Straight-Edged

34-kilometer-wide Haulani crater on Ceres shown in false color. Credit: NASA/JPL-Caltech/UCLA/MPS/DLR/IDA

 

Dec 20, 2016

Why do craters exhibit polygonal features?

A major tenet of Electric Universe theory is that the Solar System was chaotic a few thousand years ago. The features on all the moons and rocky planets are forensic evidence for that idea. How many thousands of years isn’t important, since it is not millions of years or even hundreds of thousands of years under consideration. The premise is that electricity from highly active celestial objects discharged many times to the surfaces of most Solar System bodies, like Ceres.

According to a recent press release, a crater whose “…polygonal nature (meaning it resembles a shape made of straight lines) is noteworthy because most craters seen on other planetary bodies, including Earth, are nearly circular.”

34-kilometer-wide Haulani crater’s smooth floor with a central ridge, like so many other craters in the Solar System, is anomalous since impacts should create a conical or circular formation from explosive force, along with a field of blast debris.
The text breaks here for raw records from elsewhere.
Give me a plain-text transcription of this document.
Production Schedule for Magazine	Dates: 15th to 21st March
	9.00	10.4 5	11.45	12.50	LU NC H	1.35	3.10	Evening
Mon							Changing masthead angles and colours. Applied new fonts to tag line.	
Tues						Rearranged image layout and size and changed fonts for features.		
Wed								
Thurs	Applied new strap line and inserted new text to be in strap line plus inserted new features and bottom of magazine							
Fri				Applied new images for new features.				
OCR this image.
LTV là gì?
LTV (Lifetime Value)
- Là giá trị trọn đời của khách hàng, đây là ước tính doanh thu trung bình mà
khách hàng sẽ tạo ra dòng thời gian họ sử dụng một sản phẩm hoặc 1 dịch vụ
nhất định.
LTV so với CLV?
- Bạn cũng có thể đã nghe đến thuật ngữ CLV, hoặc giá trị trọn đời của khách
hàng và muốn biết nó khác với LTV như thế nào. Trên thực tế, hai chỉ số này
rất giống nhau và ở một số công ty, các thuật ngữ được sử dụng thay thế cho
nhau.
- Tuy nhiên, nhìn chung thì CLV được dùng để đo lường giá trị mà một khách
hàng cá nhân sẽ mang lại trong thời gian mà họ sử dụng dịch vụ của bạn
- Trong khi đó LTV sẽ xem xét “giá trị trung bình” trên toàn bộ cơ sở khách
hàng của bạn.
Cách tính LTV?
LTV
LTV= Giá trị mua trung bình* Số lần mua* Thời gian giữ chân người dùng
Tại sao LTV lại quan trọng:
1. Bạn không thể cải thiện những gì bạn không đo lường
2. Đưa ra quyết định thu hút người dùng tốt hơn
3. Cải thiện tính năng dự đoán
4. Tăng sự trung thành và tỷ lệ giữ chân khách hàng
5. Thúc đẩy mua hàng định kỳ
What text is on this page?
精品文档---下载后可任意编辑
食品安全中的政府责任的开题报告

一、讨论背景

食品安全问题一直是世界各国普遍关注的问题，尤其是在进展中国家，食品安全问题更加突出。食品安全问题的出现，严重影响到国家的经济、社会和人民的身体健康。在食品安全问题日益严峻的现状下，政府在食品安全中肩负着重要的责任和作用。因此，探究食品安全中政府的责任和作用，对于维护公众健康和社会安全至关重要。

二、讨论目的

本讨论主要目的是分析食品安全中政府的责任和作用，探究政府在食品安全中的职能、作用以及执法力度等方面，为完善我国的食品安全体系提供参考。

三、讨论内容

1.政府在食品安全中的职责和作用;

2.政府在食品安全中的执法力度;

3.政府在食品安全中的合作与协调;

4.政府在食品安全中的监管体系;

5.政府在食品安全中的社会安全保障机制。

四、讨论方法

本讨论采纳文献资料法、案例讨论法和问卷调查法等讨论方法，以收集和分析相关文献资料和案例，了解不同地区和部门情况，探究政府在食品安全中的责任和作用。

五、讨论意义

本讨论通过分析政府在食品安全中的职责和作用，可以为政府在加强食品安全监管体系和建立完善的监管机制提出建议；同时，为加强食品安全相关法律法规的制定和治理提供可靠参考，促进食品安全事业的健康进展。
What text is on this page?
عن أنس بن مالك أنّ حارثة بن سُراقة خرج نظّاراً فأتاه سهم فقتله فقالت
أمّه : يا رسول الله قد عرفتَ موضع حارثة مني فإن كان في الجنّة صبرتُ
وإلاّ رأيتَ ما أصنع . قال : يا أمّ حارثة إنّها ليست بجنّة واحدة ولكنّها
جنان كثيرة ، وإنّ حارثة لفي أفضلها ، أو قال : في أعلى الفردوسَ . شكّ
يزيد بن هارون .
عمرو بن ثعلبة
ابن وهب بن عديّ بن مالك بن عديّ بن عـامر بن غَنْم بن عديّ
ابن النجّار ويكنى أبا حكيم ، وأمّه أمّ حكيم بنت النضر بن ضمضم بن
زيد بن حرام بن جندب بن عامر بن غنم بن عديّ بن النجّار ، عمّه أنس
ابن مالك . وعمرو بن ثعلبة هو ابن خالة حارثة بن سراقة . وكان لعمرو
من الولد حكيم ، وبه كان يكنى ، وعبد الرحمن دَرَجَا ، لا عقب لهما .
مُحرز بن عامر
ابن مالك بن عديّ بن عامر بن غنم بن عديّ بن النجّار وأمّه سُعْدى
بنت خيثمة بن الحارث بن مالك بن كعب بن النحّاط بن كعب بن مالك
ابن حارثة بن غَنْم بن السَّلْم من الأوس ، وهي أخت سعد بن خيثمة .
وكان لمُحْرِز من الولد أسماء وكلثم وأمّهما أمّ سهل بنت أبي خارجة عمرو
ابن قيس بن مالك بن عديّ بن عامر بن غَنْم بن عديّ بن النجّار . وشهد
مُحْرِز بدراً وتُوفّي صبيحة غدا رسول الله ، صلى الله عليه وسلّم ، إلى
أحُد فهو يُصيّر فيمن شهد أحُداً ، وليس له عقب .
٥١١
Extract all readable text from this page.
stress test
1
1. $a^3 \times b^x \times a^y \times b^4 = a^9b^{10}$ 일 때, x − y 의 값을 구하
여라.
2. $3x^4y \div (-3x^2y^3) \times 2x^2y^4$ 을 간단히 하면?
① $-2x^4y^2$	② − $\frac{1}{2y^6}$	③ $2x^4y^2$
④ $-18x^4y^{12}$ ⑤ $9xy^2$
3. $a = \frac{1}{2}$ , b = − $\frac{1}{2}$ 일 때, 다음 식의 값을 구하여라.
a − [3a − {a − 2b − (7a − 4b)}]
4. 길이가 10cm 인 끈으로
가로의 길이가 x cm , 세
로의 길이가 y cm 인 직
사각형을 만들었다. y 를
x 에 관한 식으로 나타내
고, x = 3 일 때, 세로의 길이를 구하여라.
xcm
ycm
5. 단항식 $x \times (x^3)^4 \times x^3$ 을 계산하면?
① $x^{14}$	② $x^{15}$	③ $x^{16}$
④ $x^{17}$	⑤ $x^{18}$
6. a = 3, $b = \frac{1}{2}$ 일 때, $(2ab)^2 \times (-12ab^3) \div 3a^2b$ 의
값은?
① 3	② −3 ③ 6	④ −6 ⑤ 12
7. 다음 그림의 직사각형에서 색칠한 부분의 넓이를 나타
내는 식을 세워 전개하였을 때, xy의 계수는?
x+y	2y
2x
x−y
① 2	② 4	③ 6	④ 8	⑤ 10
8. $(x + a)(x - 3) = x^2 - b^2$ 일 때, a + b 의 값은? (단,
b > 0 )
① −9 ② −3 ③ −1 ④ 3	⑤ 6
Indeed, the number of crater anomalies found on rocky planets and moons seems to suggest that the round craters are uncommon and the “anomalies” the common.

To NASA mission specialists the greatest mystery of all is the shape of Haulani crater: it is a hexagon. NASA prefers to say that: “The straight edges of some Cerean craters, including Haulani, result from pre-existing stress patterns and faults beneath the surface.”

One science blog put it this way: “On Rhea and Dione, we think that the non-roundness of the craters is caused by the existence of fractures in the crust; those fractures were zones of weakness, and the rupturing of the impact crater followed those weaknesses, making straight rim segments.”

How can the detonation of a colliding rock cause a hexagonal crater? No experiment has been able to demonstrate a polygonal shape left behind after an explosive event. Explosions do not aggregate into stable configurations; they induce chaotic behavior that leaves little in the way of identifiable forms. To propose that it is pre-existing stress patterns is to say that straight-edged, underground faults and cracks are everywhere, and in just the right arrangements for square, pentagonal or hexagonal formations to result from explosive impacts.

Or, a standard explanation for why so little debris remains behind is that small bodies have little gravitational attraction, so the remnants of the explosive events aren’t retained in the vicinity. It sounds like a reasonable hypothesis until one examines craters on large planets like Earth and Mars. Many hundred-kilometer-wide “impact sites” on Earth have little in the way of eruptive fallback: their flat-bottomed floors are swept clean, although glassified breccias are often incorporated into their walls.

The answer to how immense craters with similar morphology can develop with straight-sided polygons is found in plasma discharge experiments.

In previous Picture of the Day articles, evidence was provided for plasma discharges on planets and moons. As mentioned, electrical activity in the form of lightning bolts, diffuse glow-mode clouds of energetic particles and rotating Birkeland currents could be the causative agents for bizarre conditions on celestial bodies, like Ceres. It appears as if the dwarf planet might have been caught in a titanic particle beam that excavated Haulani crater and the other geological features incised on its face. Due to plasma instabilities in the discharge, a hexagon was cut deeply into its crust. When the electrical energy was withdrawn, the crater remained, a “fossilized” geometric shape permanently burned-in.

It is not beyond reason to suggest that star systems could experience extreme duress. Some speculate that rocky bodies are expelled from stars and gas giants because of an electrical imbalance that appears to be a common phenomenon in the galaxy. Maybe some celestial bodies are not local to the Solar System but arrived from great distances. If gas giants and stars give birth through electrical parturition, and the planet hunters claim hundreds of gas giant-like planets in extremis, revolving at distances closer than Mercury is to the Sun, those planets are most likely experiencing rapid modification due to electrical interactions with their parent bodies. The Milky Way could be a wilderness of rocky bodies of every shape and size ejected from stars, especially brown dwarf stars, orbiting more powerful, more violent companions.